I'm like you. My investment property is currently a 30yrs 6.5% loan that I'm doing refi to 15yrs 3.5% loan. The monthly payment is exactly the same but I pay off the property many years earlier thus saving $100K+ in interest. Now if they reject my refi, then I'd pull out cash to completely pay off the house, which at 6.5% interest if paid off is a like a guaranteed 10% stock market return for many years. It looks like Obama want and eventually will limit all deduction (including mortgage) for higher income earners anyway... the sooner you pay it off the better.
My cpa advised me that I should pay off the mortgage on the primary home first. According to him, if I pay off the mortgage on the rental properties first, then I will have no deductions and this will result in a higher capital gain tax.
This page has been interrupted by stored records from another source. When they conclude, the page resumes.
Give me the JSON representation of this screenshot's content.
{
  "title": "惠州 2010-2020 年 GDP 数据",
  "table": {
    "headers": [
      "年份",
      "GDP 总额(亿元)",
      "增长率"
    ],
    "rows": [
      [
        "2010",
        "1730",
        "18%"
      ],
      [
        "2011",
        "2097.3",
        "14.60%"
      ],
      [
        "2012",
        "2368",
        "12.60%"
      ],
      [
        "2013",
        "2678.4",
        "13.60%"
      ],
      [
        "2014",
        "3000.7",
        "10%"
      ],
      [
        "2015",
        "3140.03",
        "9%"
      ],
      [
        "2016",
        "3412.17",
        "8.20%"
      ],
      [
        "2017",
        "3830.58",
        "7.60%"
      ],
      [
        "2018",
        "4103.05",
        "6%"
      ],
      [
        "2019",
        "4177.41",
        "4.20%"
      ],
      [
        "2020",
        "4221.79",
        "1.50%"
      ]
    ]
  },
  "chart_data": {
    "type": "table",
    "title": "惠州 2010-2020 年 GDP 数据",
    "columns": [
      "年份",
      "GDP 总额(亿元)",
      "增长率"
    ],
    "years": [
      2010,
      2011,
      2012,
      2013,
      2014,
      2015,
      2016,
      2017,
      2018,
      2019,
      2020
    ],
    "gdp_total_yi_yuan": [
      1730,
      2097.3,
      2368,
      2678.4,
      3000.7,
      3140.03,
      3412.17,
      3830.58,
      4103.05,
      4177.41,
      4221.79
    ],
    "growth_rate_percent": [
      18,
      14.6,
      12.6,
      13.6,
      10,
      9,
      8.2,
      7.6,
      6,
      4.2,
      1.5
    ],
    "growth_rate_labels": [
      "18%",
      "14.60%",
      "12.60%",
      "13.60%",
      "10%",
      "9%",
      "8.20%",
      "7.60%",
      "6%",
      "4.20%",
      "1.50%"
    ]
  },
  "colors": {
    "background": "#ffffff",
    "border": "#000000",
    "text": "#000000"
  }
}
My cpa also advised me to take out the home equity loan from my primary house to buy more investment properties but I decide not to take the additional risk because I don't want to work forever to pay down the debts.that's interesting, is it because of a mortgage interest deduction on the investment property?
part of me would opt to put my IPs on 15yr notes just to build the equity that much faster and increase profit should i choose to unload them. then again, i'm no cpa...and i'll hire one just as you have to advise me.
technically you may have an idea how much you want to work, if you reach 10 paid properties it doesn't matter how bad the economy or inflation is rent will always pay you back and will replace your salary without lifting a finger. 10 properties lets say they are worth less than 150k each they rent for 1300 to 1600 and if you imagine them paid off you only have to pay taxes and insurance which will be less than $500 a month. You will average out 10 to 12k a month clean and that money is investable more profitable since you only have to pay half the taxes than you would on your salary, there are even loop holes if you put all those houses in a corporation and before each year's end you add another property into your portfolio you will end paying nothing or almost nothing since you are putting that money towards another investment within the year, if you don't then you pay taxes on your earnings. Talk to an accountant. Yea, I wouldn't take loan on my primary house, that should be paid off not getting loans from! specially if you are making a lot of money. If don't make a lot of money say $50k a year then you can do it and you risk less than someone having a million dollar that could be lost in a blink of an eye.